The Soft Hum of Forgetting

Edna lifted the pencil, its weight suddenly immense, as if it carried every year she could no longer name. The page before her—once her refuge, once the doorway to entire worlds—had become a pale, unreachable shore. She blinked, and for a heartbeat she thought she saw lines there: the curve of Henry’s jaw, the gentle droop of his tired smile, the way his hair fell when he laughed. But the moment she tried to focus, the lines dissolved, slipping away like mist touched by sunlight.

Her hand trembled.

She drew a single line down the center of the page. It wavered, unsure. She tried again—a curve, maybe the start of Henry’s shoulder, or maybe the shape of the diner booth where he used to sit across from her. But the graphite faltered, skidding to a stop. It wasn’t right. None of it was. The memories she reached for felt like they had been photocopied too many times—blurry, smudged, lacking their old warmth.

She pressed her palm flat against the paper, desperate to anchor something—anything. The texture was familiar. Smooth. Real. She whispered Henry’s name, hoping the sound alone might summon him, might reach into the fog curling around her mind and pull forward something solid.

Nothing came.

But somewhere in the blankness, an image flickered—Henry at the diner, his fingers wrapped around a glass, the way he had smiled at her that night that never happened. Or had it? She couldn’t trust her own mind anymore. Memories folded over each other like thin, brittle pages of an old book. Some were true; some were dreams; some were inventions crafted by her lonely, drifting brain.
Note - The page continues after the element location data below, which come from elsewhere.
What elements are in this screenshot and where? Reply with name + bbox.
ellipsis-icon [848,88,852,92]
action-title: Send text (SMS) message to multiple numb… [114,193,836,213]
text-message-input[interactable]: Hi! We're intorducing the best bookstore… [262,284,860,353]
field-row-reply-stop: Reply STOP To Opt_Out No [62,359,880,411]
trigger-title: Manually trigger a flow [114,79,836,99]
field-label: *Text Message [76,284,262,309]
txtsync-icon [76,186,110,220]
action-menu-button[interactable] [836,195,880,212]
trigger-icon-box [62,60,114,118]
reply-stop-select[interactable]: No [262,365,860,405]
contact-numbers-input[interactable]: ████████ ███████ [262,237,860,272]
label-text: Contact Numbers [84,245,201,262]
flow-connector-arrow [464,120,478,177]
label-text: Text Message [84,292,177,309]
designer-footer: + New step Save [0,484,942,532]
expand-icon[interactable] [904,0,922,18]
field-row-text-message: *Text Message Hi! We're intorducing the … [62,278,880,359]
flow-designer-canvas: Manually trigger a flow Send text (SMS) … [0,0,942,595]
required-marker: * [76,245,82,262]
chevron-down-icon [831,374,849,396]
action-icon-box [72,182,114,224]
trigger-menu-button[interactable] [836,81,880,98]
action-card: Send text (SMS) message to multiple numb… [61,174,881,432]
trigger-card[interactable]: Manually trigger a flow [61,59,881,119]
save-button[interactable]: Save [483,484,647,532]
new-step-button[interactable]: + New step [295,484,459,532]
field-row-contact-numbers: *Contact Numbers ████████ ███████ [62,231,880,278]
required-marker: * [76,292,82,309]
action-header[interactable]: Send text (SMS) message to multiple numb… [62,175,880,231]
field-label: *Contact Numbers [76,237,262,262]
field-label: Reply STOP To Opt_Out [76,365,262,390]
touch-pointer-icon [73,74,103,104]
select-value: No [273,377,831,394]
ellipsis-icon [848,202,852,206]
She tried to sketch the spider she’d seen earlier—the one crawling from her drink in the dream—but even that slipped away. The page absorbed her attempts and turned them into nothingness, swallowing her pencil strokes like a thirsty desert swallowing rain.

Edna exhaled shakily.

“I used to know how to do this,” she murmured to the empty room, unsure whether she was speaking to herself, to Henry, or to the fading part of her mind that still remembered being whole.

She lifted the pencil again, pressuring herself to draw something—a door, a line, a memory. Instead, the white expanse before her seemed to grow, stretching outward, an endless blank horizon. A mirror of her thoughts, of the quiet erasure happening inside her.

Edna closed her eyes.

In the darkness behind her eyelids, she hoped to find color. Or Henry. Or the diner. But all she found was the soft hum of forgetting, a lullaby she could no longer resist.